Brain tumors become a game of "some day". For many Some day will be surgery. Some day they will have a seizure. Some day they will lose memory or life function.

Numbness. Pain. Disorientation. Fatigue. Double vision. Hearing loss. All these can occur any time in any way for brain tumor patients, benign or cancerous. Surgery is often reserved for those cases where, to not go forward, guarantees death. Radiation and chemotherapy may offer hope and relief for some, but not all cases will benefit.

You could say I was one of the fortunate ones. Instead of years of some day, everything happened so fast that some day was today.

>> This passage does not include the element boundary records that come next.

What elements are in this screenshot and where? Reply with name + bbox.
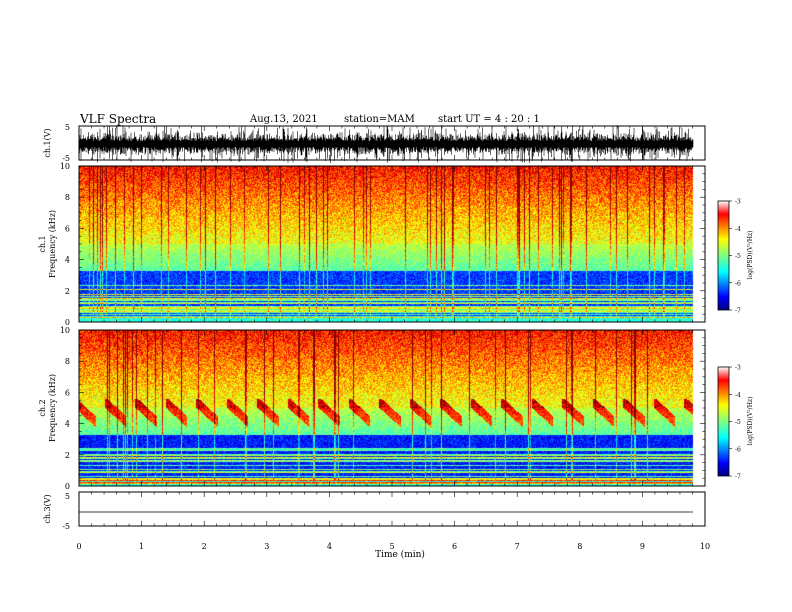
ch1-ytick-4: 4	[65, 256, 70, 265]
colorbar-ch1: -3 -4 -5 -6 -7 log(PSD)(V²/Hz)	[717, 199, 754, 315]
x-tick-label-7: 7	[515, 542, 520, 551]
x-tick-label-8: 8	[577, 542, 582, 551]
colorbar-tick--4: -4	[735, 226, 741, 233]
ch2-spec-ylabel-2: Frequency (kHz)	[48, 374, 57, 442]
ch1-ytick-2: 2	[65, 287, 70, 296]
colorbar-tick--3: -3	[735, 199, 741, 206]
ch1-ytick-8: 8	[65, 193, 70, 202]
ch1-spec-ylabel-1: ch.1	[38, 235, 47, 252]
colorbar-tick--4: -4	[735, 392, 741, 399]
ch2-ytick-4: 4	[65, 420, 70, 429]
start-time-label: start UT = 4 : 20 : 1	[438, 114, 540, 125]
x-tick-label-10: 10	[700, 542, 710, 551]
colorbar-tick--5: -5	[735, 253, 741, 260]
ch1-ytick-6: 6	[65, 224, 70, 233]
x-tick-label-2: 2	[202, 542, 207, 551]
colorbar-tick--3: -3	[735, 365, 741, 372]
x-tick-label-6: 6	[452, 542, 457, 551]
ch1-ylabel: ch.1(V)	[43, 128, 52, 157]
colorbar-tick--7: -7	[735, 474, 741, 481]
ch2-spectrogram-panel: 0 2 4 6 8 10 ch.2 Frequency (kHz)	[38, 326, 706, 491]
ch2-ytick-10: 10	[60, 326, 70, 335]
ch1-spectrogram-image	[79, 166, 705, 322]
ch2-spec-ylabel-1: ch.2	[38, 399, 47, 416]
ch1-ytick-0: 0	[65, 318, 70, 327]
ch1-waveform-panel: 5 -5 ch.1(V)	[43, 123, 706, 163]
ch2-ytick-0: 0	[65, 482, 70, 491]
ch2-ytick-2: 2	[65, 451, 70, 460]
colorbar-ch1-label: log(PSD)(V²/Hz)	[747, 231, 754, 280]
colorbar-ch2-label: log(PSD)(V²/Hz)	[747, 397, 754, 446]
ch3-waveform-panel: 5 -5 ch.3(V)	[43, 491, 706, 531]
ch2-ytick-8: 8	[65, 357, 70, 366]
x-axis-label: Time (min)	[375, 549, 425, 560]
colorbar-tick--6: -6	[735, 446, 741, 453]
ch3-ytick-top: 5	[65, 492, 70, 501]
colorbar-tick--6: -6	[735, 280, 741, 287]
ch1-ytick-10: 10	[60, 162, 70, 171]
colorbar-tick--7: -7	[735, 308, 741, 315]
colorbar-ch2: -3 -4 -5 -6 -7 log(PSD)(V²/Hz)	[717, 365, 754, 481]
date-label: Aug.13, 2021	[250, 114, 318, 125]
x-tick-label-5: 5	[389, 542, 394, 551]
colorbar-tick--5: -5	[735, 419, 741, 426]
x-tick-label-4: 4	[327, 542, 332, 551]
ch3-ytick-bottom: -5	[62, 522, 70, 531]
ch1-ytick-bottom: -5	[62, 154, 70, 163]
ch1-spectrogram-panel: 0 2 4 6 8 10 ch.1 Frequency (kHz)	[38, 162, 706, 327]
ch3-ylabel: ch.3(V)	[43, 494, 52, 523]
ch2-ytick-6: 6	[65, 388, 70, 397]
ch1-waveform-trace	[78, 125, 694, 163]
ch1-spec-ylabel-2: Frequency (kHz)	[48, 210, 57, 278]
chart-title: VLF Spectra	[80, 112, 157, 126]
ch1-ytick-top: 5	[65, 123, 70, 132]
x-tick-label-3: 3	[264, 542, 269, 551]
x-tick-label-9: 9	[640, 542, 645, 551]
station-label: station=MAM	[344, 114, 415, 125]
x-tick-label-1: 1	[139, 542, 144, 551]
x-tick-label-0: 0	[76, 542, 81, 551]
ch2-spectrogram-image	[79, 330, 705, 486]
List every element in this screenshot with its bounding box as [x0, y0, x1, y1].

Now my some day consists of creating a life post craniectomy. Some day I will not shake. Some day I will be asked a question and know the answer without thinking about it. Some day I will drive again. Some day I will laugh and run with my children. Some day I will not be in pain.

As you can see, it becomes easy to get lost in some day. I try to focus on today, on now.

It's not always easy.

There are times where holding on to today, this moment, is all I can do. But I hope. I hope for healing, for growth. I hope that none of my loved ones will have to walk this journey.

I respect those that support their family, that hold loved ones when they wake up lost and confused.

Most of all, I respect these warriors. They wake up every morning, never knowing what will happen, knowing that anything is possible, and they choose to live. Every moment they choose life. Past the pain, seizures, anxiety and unknowns they choose to live a life you will know nothing about. (Thank God you don't, this journey is not for the faint of heart.)

They live around you, these warriors. Mothers, grandmothers, fathers and friends. They live quietly. Not making waves. Getting up and living their life, the best way they can. They work and play, laugh and love. Through all this they know how fleeting it all can be. But they still do it, every day, because it is not yet some day and they are here today.

God bless and keep you.

Why May?

Why May for Brain Tumor Awareness? May is flowers and Mothers Day. It is about spring and beauty.

Here are a few things you may not know:

3:1 - yes, this is another example of how being of the feminine gender creates increased chances of certain types of brain tumor. Some are looking at parallels of occurrences of breast cancer and ovarian cancer in addition to meningioma. Many of us hope that there is no connection. Most of all, we pray for a cure. We pray that no family loses another person to brain tumor, of any kind.